Rules surrounding social security are EU member state dependent; in the UK and Germany, for example, EU citizens can start receiving job seekers allowance from the first day they arrive in the country; other EU states work on a contribution scheme where one must pay in before receiving such benefits.
For the Leave campaign, freedom of movement was liberally used for voter leverage. The slogan “taking back control” tied together concerns regarding who comes in and out of the country: “In a world with so many new threats, it’s safer to control our own borders and decide for ourselves who can come into this country, not be overruled by EU judges;” and controlling immigration: “[to] have a fairer system which welcomes people to the UK based on the skills they have, not the passport they hold.”
According to reports, a VISA system is unlikely to be introduced for EU citizens travelling to the UK when Australian and American citizens are not subject to such travel restrictions. Strictly regulating access for EU citizens is likely to have considerable impacts on both tourism and trade – both important sources of income for the UK. In fact, border controls are likely to stay rather similar, as non-EU passports (presumably the one deemed by the Leave campaigns as “new threats”) are already subject to further checks. Adding EU passports to “border decisions” by immigration officials would require, according to one report, “230% more decisions a year if the existing regime for travellers from outside the European Economic Area is extended to European arrivals.”

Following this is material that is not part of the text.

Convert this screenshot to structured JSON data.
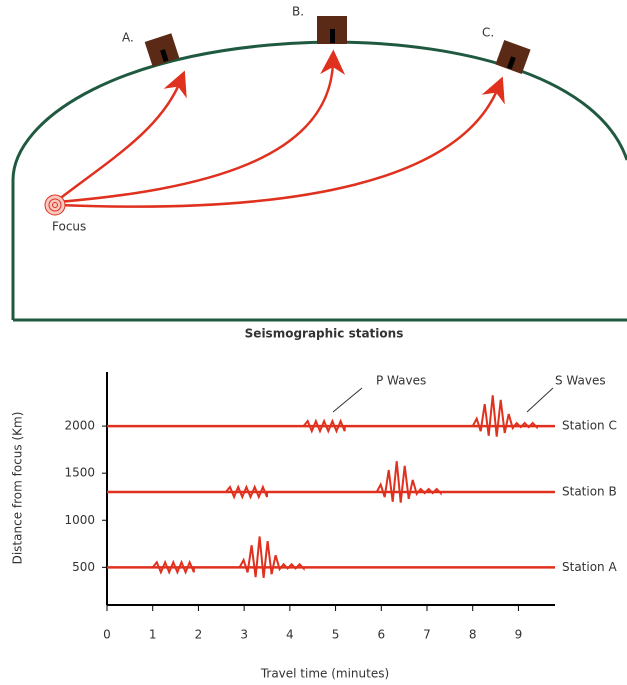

Likewise, controlling who arrives in the UK for work is unlikely to be policed by border control agents. The current system, both here and in many countries around the world (with stricter border controls), places the responsibility of employing eligible people on the employer: “Employers will have to verify that EEA nationals are entitled to work in the UK, just as they currently do for non-EEA nationals.” The bottom line here appears to be that very little will change at the border.
The free movement of capital involves lowering (with the aim of completely removing) the restrictions and controls on capital funds moving between EU member states. It shares similarities with our other freedoms, especially so in the UK as financial services (in which free movement of services, capital and workers are daily occurrences) contribute a significant amount to the UK’s GDP and is, according to reports, “the UK’s largest exporter, running a trade surplus of around £72bn.”
By leaving the EU, companies are likely to see the costs of importing and exporting goods rise because a new set of regulations regarding the flow of capital will need to be established. Likewise, investment in the UK from the EU will likely take a hit as moving capital becomes more challenging.
Implementing additional regulations regarding the movement of capital may also result in lengthier processes that result in businesses (both UK-based companies trading with EU companies and vice-versa) becoming much more inflexible in terms of trade.
Our last freedom involves the freedom to provide services within the EU borders. A company established in the EU can sell its services in other EU countries without needing to have a location in that country physically; this is called passporting.
The UK’s financial service industry (primarily based in the City, London) have been lobbying chancellor Philip Hammond to include financial services in a free trade deal within the EU’s Brexit negotiations. Although, the EU’s chief Brexit negotiator Michel Barnier said: “the legal consequence of Brexit is that the UK financial service providers lose their EU passport.”
The ramifications of Brexit for the financial industry are far-reaching; non-EU companies can (and have) set up their European branches in the UK as a means of accessing the EU market. After Brexit, if freedom to sell services is removed from the UK, companies are likely to consider moving their European branch elsewhere.